Even though it is based on the self-justifying book by the news producer Mary Mapes (played with flaring intensity by Cate Blanchett) sacked for her part in the cock-up, you finish the film unclear about where exactly the truth lies. So no real outrage about the suppression of free reporting is generated and, instead, to care, you need to be hugely invested in the fact that this botched 60 Minutes show contributed to the post-election retirement of the much loved veteran news anchor Dan Rather (authoritatively played by super-wrinkly Robert Redford), not easy for British audiences, who may have little identification with him nor the general reverence for that role that Americans seem to nurture.

Truth makes heroes of old-style news reporters, hitting the phones, pulling all-nighters, scribbling notes and tracking down the story the authorities didn’t want you to know. All nostalgia, now.
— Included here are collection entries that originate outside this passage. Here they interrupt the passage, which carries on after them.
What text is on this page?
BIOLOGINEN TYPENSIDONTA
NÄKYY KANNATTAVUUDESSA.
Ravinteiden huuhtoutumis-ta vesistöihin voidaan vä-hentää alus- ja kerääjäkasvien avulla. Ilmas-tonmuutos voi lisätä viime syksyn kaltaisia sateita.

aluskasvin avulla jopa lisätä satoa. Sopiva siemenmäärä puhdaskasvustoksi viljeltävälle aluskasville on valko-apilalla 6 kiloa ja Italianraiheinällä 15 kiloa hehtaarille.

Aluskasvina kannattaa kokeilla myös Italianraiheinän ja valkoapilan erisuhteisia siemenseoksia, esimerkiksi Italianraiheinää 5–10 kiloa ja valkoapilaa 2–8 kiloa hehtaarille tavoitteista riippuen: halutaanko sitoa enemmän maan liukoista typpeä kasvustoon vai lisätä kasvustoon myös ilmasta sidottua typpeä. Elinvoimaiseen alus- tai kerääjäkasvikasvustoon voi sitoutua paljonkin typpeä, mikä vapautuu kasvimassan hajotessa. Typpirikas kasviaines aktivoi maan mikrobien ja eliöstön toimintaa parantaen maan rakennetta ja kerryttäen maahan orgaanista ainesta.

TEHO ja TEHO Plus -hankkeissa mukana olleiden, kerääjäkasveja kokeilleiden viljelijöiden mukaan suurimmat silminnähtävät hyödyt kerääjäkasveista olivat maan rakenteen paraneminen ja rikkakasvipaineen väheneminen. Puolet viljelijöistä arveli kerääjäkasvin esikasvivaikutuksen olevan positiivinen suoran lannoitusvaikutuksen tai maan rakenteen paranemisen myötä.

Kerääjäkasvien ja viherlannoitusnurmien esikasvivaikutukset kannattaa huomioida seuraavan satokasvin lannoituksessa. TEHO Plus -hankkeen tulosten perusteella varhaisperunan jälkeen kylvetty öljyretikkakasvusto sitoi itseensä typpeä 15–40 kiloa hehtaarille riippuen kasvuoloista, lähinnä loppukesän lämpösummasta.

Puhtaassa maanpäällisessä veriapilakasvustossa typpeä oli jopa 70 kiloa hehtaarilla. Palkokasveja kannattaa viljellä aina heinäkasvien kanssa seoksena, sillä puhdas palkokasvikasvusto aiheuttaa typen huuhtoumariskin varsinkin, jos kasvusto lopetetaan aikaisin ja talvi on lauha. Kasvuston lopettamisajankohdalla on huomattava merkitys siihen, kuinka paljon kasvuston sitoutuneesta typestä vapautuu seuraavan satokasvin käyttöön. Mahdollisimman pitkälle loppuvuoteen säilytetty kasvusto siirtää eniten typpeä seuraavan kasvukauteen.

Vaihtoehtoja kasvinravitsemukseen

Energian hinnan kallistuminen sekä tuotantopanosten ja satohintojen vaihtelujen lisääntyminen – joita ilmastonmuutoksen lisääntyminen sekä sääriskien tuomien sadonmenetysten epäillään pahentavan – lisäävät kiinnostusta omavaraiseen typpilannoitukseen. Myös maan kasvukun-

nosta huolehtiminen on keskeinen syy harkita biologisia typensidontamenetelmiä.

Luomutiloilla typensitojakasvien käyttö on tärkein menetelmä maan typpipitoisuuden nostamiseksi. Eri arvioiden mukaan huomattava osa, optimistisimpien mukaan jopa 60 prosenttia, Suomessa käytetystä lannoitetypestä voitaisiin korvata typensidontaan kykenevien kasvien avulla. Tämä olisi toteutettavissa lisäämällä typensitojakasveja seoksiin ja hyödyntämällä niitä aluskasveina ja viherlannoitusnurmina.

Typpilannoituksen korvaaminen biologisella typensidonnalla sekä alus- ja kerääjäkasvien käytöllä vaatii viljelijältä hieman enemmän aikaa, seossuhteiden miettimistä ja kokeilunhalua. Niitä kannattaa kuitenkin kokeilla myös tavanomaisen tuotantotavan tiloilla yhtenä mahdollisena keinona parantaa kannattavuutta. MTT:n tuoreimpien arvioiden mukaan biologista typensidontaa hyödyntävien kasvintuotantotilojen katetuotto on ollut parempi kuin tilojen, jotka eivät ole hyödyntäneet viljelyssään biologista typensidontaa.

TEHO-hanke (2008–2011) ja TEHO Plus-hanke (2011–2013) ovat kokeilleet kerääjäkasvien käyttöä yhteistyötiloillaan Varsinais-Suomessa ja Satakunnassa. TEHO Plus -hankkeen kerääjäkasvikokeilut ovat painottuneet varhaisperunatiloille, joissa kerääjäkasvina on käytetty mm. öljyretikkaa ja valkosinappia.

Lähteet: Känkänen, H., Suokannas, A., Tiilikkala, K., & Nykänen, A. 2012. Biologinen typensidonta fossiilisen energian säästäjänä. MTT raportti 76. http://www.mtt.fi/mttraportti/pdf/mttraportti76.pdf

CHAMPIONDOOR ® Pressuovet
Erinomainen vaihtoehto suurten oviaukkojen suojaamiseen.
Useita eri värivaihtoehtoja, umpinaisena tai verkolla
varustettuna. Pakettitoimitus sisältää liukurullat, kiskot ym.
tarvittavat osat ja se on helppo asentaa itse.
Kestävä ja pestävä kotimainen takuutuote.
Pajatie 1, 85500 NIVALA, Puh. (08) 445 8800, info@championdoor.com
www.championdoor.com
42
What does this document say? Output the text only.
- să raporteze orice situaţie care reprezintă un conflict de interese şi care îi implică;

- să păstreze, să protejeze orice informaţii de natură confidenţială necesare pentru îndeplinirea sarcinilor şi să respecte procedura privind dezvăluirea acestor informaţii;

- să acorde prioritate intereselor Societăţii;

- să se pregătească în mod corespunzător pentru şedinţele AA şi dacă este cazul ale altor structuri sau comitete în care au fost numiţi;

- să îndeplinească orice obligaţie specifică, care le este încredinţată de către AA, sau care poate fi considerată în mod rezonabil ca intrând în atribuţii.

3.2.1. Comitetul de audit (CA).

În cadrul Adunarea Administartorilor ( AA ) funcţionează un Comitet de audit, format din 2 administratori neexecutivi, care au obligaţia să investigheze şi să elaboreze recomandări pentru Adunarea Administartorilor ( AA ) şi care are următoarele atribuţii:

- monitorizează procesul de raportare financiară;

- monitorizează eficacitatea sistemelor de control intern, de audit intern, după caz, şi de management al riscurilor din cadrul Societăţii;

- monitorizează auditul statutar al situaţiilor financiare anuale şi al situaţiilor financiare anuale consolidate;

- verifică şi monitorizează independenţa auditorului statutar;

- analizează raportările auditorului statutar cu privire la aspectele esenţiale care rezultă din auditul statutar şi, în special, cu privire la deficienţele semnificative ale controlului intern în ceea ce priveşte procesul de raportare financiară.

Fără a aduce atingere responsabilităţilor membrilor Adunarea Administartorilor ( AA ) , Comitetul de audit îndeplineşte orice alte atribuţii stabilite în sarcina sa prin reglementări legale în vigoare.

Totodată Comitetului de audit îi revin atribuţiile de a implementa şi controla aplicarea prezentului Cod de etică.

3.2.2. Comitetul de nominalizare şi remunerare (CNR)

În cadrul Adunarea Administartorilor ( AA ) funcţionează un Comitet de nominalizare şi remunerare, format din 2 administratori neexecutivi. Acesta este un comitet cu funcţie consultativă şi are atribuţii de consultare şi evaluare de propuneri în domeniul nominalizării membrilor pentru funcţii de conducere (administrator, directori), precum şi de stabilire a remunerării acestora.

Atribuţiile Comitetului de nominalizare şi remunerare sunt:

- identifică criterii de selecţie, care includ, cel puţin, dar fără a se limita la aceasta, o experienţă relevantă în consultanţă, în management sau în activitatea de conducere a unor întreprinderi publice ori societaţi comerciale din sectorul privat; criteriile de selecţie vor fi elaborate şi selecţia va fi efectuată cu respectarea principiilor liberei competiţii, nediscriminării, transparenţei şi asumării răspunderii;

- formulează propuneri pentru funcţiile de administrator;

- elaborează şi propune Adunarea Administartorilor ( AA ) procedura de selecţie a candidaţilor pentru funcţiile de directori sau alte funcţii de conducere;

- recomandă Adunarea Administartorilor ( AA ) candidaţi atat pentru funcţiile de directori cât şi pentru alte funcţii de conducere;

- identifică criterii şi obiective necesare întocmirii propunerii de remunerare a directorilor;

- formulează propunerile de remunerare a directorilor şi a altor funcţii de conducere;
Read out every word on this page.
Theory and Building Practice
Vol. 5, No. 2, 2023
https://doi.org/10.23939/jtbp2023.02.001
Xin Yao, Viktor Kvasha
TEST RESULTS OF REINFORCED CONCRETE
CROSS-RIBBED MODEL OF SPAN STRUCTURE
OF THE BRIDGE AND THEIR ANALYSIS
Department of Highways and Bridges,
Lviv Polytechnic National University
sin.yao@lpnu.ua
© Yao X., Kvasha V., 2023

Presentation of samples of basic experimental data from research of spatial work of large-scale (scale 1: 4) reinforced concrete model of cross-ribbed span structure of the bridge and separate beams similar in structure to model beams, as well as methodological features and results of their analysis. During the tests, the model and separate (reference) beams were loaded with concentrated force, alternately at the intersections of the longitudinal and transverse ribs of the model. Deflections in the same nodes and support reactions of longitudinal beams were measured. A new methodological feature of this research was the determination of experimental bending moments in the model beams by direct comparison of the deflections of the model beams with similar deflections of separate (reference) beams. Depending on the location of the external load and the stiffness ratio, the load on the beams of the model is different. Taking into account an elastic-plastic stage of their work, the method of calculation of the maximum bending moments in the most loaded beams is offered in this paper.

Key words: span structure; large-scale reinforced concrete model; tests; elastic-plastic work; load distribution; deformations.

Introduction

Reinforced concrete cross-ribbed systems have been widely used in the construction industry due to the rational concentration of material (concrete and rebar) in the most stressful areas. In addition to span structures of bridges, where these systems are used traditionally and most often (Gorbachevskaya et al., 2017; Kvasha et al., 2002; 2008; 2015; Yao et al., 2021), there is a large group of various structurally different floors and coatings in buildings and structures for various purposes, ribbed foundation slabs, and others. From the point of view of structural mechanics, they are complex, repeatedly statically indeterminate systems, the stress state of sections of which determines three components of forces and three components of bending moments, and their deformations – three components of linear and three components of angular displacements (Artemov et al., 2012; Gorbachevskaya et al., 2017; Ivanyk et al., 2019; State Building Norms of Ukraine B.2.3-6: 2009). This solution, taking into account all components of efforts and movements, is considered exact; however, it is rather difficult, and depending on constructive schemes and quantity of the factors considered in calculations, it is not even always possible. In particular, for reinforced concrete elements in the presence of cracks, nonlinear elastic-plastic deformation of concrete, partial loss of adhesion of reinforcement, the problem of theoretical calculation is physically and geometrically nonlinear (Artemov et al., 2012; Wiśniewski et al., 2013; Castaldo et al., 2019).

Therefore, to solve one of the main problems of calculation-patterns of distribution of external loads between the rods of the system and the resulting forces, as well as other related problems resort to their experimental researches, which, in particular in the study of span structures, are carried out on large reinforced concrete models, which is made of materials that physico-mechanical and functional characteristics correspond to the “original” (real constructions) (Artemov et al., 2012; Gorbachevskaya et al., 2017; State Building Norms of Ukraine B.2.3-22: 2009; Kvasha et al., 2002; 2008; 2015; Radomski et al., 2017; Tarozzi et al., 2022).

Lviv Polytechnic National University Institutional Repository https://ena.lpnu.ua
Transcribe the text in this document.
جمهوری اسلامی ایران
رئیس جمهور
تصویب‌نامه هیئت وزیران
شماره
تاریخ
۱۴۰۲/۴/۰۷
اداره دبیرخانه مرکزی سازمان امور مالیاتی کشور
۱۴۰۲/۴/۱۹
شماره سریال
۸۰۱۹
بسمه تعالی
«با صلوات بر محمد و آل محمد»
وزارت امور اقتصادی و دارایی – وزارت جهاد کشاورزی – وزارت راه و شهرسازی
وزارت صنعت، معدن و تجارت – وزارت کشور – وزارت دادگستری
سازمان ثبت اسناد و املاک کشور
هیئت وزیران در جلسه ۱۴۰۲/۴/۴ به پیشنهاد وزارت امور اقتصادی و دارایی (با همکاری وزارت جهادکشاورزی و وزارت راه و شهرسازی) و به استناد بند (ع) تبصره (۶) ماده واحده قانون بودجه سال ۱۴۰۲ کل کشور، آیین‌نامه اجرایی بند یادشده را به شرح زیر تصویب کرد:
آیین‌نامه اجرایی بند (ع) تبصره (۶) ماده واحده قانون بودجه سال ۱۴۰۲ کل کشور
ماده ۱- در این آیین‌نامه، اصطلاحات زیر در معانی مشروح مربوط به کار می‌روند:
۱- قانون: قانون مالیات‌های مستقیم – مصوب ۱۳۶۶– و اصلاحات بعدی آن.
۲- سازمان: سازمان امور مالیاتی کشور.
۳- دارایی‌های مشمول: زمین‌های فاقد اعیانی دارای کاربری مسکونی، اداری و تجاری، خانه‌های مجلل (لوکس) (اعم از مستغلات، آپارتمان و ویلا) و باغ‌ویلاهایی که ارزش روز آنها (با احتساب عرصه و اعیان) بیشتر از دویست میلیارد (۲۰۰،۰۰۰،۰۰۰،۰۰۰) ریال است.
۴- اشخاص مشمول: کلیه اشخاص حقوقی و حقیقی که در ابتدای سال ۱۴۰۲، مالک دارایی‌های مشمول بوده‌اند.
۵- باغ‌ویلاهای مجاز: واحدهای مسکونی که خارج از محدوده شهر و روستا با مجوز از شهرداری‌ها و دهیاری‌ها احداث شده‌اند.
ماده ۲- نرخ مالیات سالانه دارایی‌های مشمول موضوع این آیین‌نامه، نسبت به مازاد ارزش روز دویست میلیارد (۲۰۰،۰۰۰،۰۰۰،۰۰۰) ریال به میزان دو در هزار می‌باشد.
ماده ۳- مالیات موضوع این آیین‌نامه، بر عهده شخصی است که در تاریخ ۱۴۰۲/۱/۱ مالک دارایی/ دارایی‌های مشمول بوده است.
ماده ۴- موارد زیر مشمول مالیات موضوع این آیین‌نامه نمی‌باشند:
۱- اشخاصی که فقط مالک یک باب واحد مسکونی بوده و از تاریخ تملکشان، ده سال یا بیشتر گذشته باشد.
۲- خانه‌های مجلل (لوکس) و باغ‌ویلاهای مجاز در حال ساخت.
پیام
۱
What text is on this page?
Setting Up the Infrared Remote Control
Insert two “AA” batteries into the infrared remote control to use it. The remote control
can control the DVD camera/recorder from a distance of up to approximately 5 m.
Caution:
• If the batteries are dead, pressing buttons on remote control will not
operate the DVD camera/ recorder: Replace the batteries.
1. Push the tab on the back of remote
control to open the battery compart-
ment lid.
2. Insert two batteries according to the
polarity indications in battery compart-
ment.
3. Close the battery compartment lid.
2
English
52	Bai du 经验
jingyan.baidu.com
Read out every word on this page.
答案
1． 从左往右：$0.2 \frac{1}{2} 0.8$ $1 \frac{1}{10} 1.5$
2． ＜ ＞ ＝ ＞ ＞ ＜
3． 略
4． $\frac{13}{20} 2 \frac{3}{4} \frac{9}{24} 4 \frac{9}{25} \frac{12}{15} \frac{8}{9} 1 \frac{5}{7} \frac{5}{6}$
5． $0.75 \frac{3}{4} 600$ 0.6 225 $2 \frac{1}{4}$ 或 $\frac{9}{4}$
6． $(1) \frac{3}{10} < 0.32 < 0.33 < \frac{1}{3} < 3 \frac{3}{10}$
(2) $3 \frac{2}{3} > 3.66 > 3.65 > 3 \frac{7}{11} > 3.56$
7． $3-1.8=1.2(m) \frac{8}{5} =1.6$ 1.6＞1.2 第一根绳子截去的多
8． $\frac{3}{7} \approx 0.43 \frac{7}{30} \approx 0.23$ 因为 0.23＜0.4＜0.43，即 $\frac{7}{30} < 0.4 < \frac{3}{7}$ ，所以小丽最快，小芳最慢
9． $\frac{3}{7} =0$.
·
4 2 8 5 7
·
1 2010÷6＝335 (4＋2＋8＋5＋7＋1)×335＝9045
There’s a strong cast (Dennis Quaid, Elisabeth Moss and Topher Grace on the news team) but the writing and direction by James Vanderbilt is surprisingly crass, manipulative and ultimately sanctimonious. “You stop asking questions, that’s when the American people lose — so keep it up”, Rather tells an awed young researcher, passing on the torch.

That leaves Blanchett’s full-on performance as the proud, tenacious but also vulnerable and boozy Mapes as the centre of attraction. In this moderate year, an Oscar nomination for her seems perfectly possible, despite the movie’s pieties.